THE ENGINE OPERATING CONDITION:

The operating conditions of an engine, including factors such as load, speed, and temperature, have a significant impact on the detonation characteristics of the fuel being used. Let's explore how these factors can influence the likelihood of detonation:

  1. Engine Load: The engine load refers to the amount of power the engine is producing to meet the demands of driving or operating the vehicle. Higher engine loads, such as during acceleration or towing heavy loads, result in increased pressure and temperature in the combustion chamber. This elevated pressure and temperature can make the air-fuel mixture more prone to detonation, especially if the fuel used has a lower octane rating. As a result, engines under high load conditions are more susceptible to knocking.
  2. Engine Speed: Engine speed, commonly measured in revolutions per minute (RPM), determines how frequently the combustion process occurs in the cylinders. Higher engine speeds mean that the air-fuel mixture is being compressed and ignited more frequently. If the engine is operating at high RPM, there is less time for the air-fuel mixture to burn completely, increasing the chances of knocking.

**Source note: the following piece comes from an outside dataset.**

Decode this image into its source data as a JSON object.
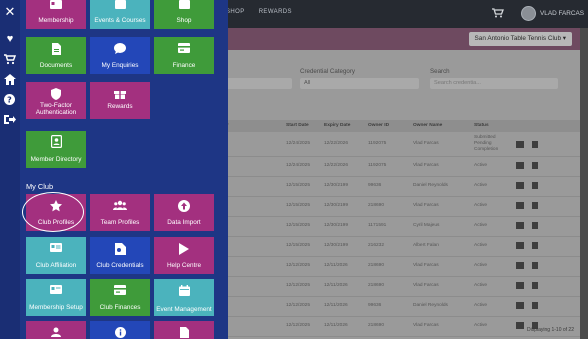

  3. Engine Temperature: The temperature of the engine components, particularly the combustion chamber, plays a crucial role in the risk of detonation. Higher engine temperatures can cause hot spots in the combustion chamber, which can lead to premature ignition of the air-fuel mixture. This is especially true when the engine is running under heavy load or high RPM conditions.

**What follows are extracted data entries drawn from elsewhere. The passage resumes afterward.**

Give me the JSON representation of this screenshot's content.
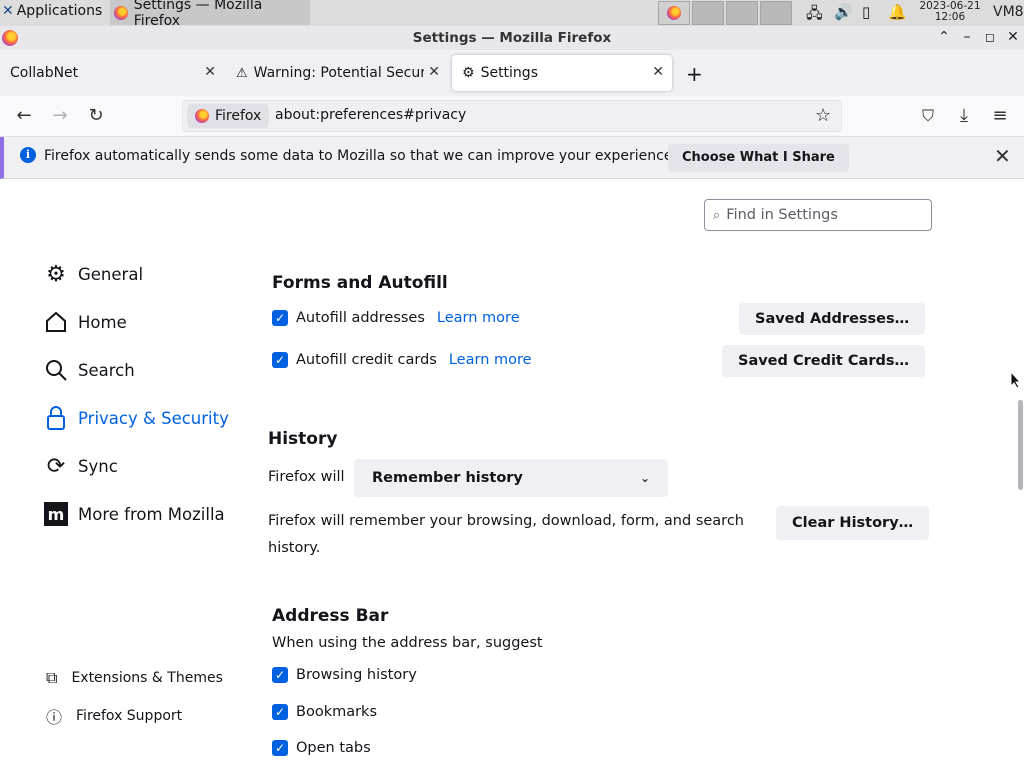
{
  "taskbar": {
    "apps_label": "Applications",
    "task_title": "Settings — Mozilla Firefox",
    "clock_date": "2023-06-21",
    "clock_time": "12:06",
    "vm_label": "VM8"
  },
  "window": {
    "title": "Settings — Mozilla Firefox"
  },
  "tabs": [
    {
      "label": "CollabNet"
    },
    {
      "label": "Warning: Potential Security Risk Ahead"
    },
    {
      "label": "Settings"
    }
  ],
  "nav": {
    "identity_label": "Firefox",
    "url": "about:preferences#privacy"
  },
  "notification": {
    "message": "Firefox automatically sends some data to Mozilla so that we can improve your experience.",
    "button": "Choose What I Share"
  },
  "search": {
    "placeholder": "Find in Settings"
  },
  "sidebar": {
    "items": [
      {
        "label": "General",
        "icon": "gear-icon"
      },
      {
        "label": "Home",
        "icon": "home-icon"
      },
      {
        "label": "Search",
        "icon": "search-icon"
      },
      {
        "label": "Privacy & Security",
        "icon": "lock-icon"
      },
      {
        "label": "Sync",
        "icon": "sync-icon"
      },
      {
        "label": "More from Mozilla",
        "icon": "mozilla-icon"
      }
    ],
    "footer": [
      {
        "label": "Extensions & Themes",
        "icon": "puzzle-icon"
      },
      {
        "label": "Firefox Support",
        "icon": "help-icon"
      }
    ]
  },
  "forms": {
    "heading": "Forms and Autofill",
    "autofill_addresses": "Autofill addresses",
    "autofill_cards": "Autofill credit cards",
    "learn_more": "Learn more",
    "saved_addresses": "Saved Addresses…",
    "saved_cards": "Saved Credit Cards…"
  },
  "history": {
    "heading": "History",
    "firefox_will": "Firefox will",
    "mode": "Remember history",
    "description": "Firefox will remember your browsing, download, form, and search history.",
    "clear_button": "Clear History…"
  },
  "address_bar": {
    "heading": "Address Bar",
    "subtitle": "When using the address bar, suggest",
    "options": [
      "Browsing history",
      "Bookmarks",
      "Open tabs"
    ]
  },
  "colors": {
    "accent": "#0061e0",
    "notification_bar": "#8f6fe6"
  }
}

  4. Intake Air Temperature: The temperature of the intake air entering the engine also affects the likelihood of knocking. Cooler air is denser and can reduce the chances of knocking, as it allows for a higher air-to-fuel ratio without increasing the risk of detonation. Engines equipped with intercoolers or air intake temperature control systems can optimize the intake air temperature for improved performance and reduced knocking.

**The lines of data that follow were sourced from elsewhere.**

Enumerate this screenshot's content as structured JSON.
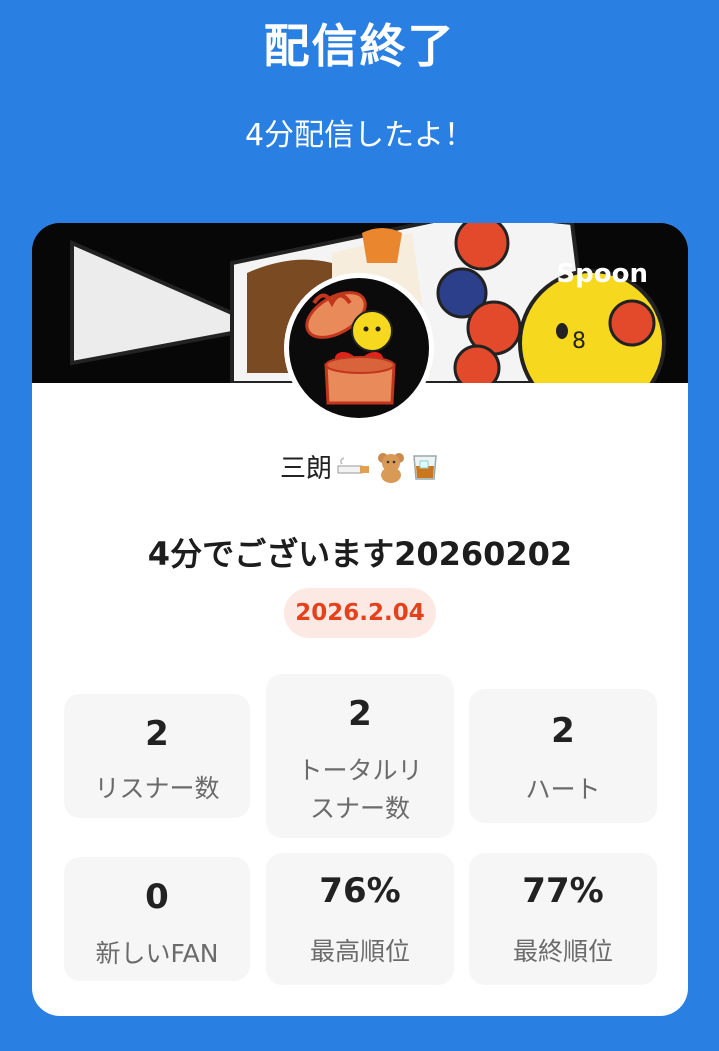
{
  "header": {
    "title": "配信終了",
    "subtitle": "4分配信したよ！"
  },
  "card": {
    "brand": "Spoon",
    "username": "三朗",
    "username_emojis": [
      "cigarette-icon",
      "teddy-bear-icon",
      "whisky-glass-icon"
    ],
    "live_title": "4分でございます20260202",
    "date": "2026.2.04",
    "stats": [
      {
        "value": "2",
        "label": "リスナー数"
      },
      {
        "value": "2",
        "label": "トータルリスナー数"
      },
      {
        "value": "2",
        "label": "ハート"
      },
      {
        "value": "0",
        "label": "新しいFAN"
      },
      {
        "value": "76%",
        "label": "最高順位"
      },
      {
        "value": "77%",
        "label": "最終順位"
      }
    ]
  },
  "colors": {
    "background": "#2a7fe2",
    "card": "#ffffff",
    "date_badge_bg": "#fde9e4",
    "date_badge_text": "#e4421c",
    "stat_bg": "#f6f6f6"
  }
}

  5. Ignition Timing: The ignition timing refers to the precise moment when the spark plug ignites the air-fuel mixture in the cylinder. Advanced ignition timing (igniting the mixture earlier) can increase the risk of knocking, especially under high load and high temperature conditions. Retarding the ignition timing (igniting the mixture later) can help reduce knocking in some cases.

To optimize engine performance and reduce the risk of detonation, modern engines use sophisticated engine management systems that continuously monitor various parameters and adjust ignition timing, air-fuel ratio, and other factors to maintain safe and efficient operation. Additionally, using high-quality fuels with appropriate octane ratings can also play a vital role in preventing knocking under varying operating conditions.